The window closes with two structural changes:
  • Experimental background subagents — tasks can keep running while you continue working. This is the feature most worth tracking forward. Background-by-default is the direction the entire agent-UX space is moving in, and Opencode is now there as an experimental flag.
  • Effect-based core event system for more complete event delivery across sessions and integrations. Pairs with the earlier Effect-ification of the permission and question subsystems — the codebase is converging on Effect as its concurrency substrate.
Plus required billing-origin headers for NVIDIA endpoints, Azure gpt-5.5 request fixes, Linux/Windows auto-hidden menu bar in Desktop, restored markdown rendering by default in TUI, and a project-scoped bus event fix so file watchers reach the right instance.

What The Shape Tells You

Three observations across the 90-day window:
  1. Effect is becoming the architectural commitment.
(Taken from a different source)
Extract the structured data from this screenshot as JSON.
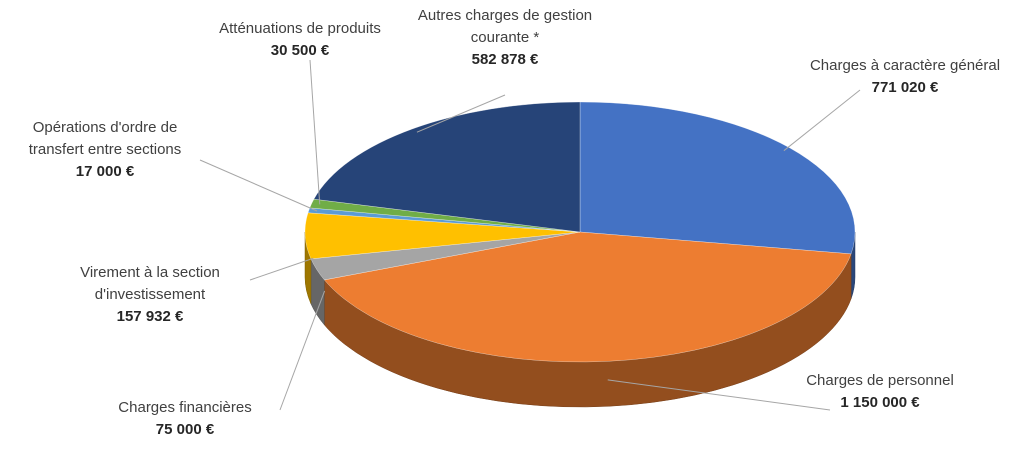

PermissionService, QuestionService, the core event system — successive subsystems are getting Effectified. That's the kind of decision that's invisible from outside but constrains everything downstream.
  2. Platform reach is the explicit strategy. Node.js runtime, GitLab platform integration, full HTTP proxy, OTLP observability, multistep auth for enterprise providers. Each of these unlocks a specific class of user (enterprise, on-prem, GitLab-shop) that the previous version couldn't serve. The product is being made deployable in environments that pure-Bun-pure-GitHub couldn't reach.
  3. Background subagents is the leading edge. Most of the window is incremental — bug fixes, model additions, refinements. The experimental background-subagent flag in v1.14.51 is the only thing in the window that hints at a meaningfully different interaction model. Worth watching whether it graduates out of experimental before the next major version.

Our Take

Three months of Opencode is more product change than most projects ship in a year. The thing it doesn't have — yet — is a single anchor feature you can point at as "the reason to switch." The arc instead is the cumulative effect of consistent weekly shipping against a clear roadmap: more platforms, more models, more reliable sessions, more first-class enterprise capabilities, and now the beginnings of background work.
If you evaluated Opencode in February and bounced off, the version you'd be looking at today is meaningfully different — particularly if your blockers were Node.js support, GitLab integration, multistep enterprise auth, or fork/worktree session stability. Worth a fresh look.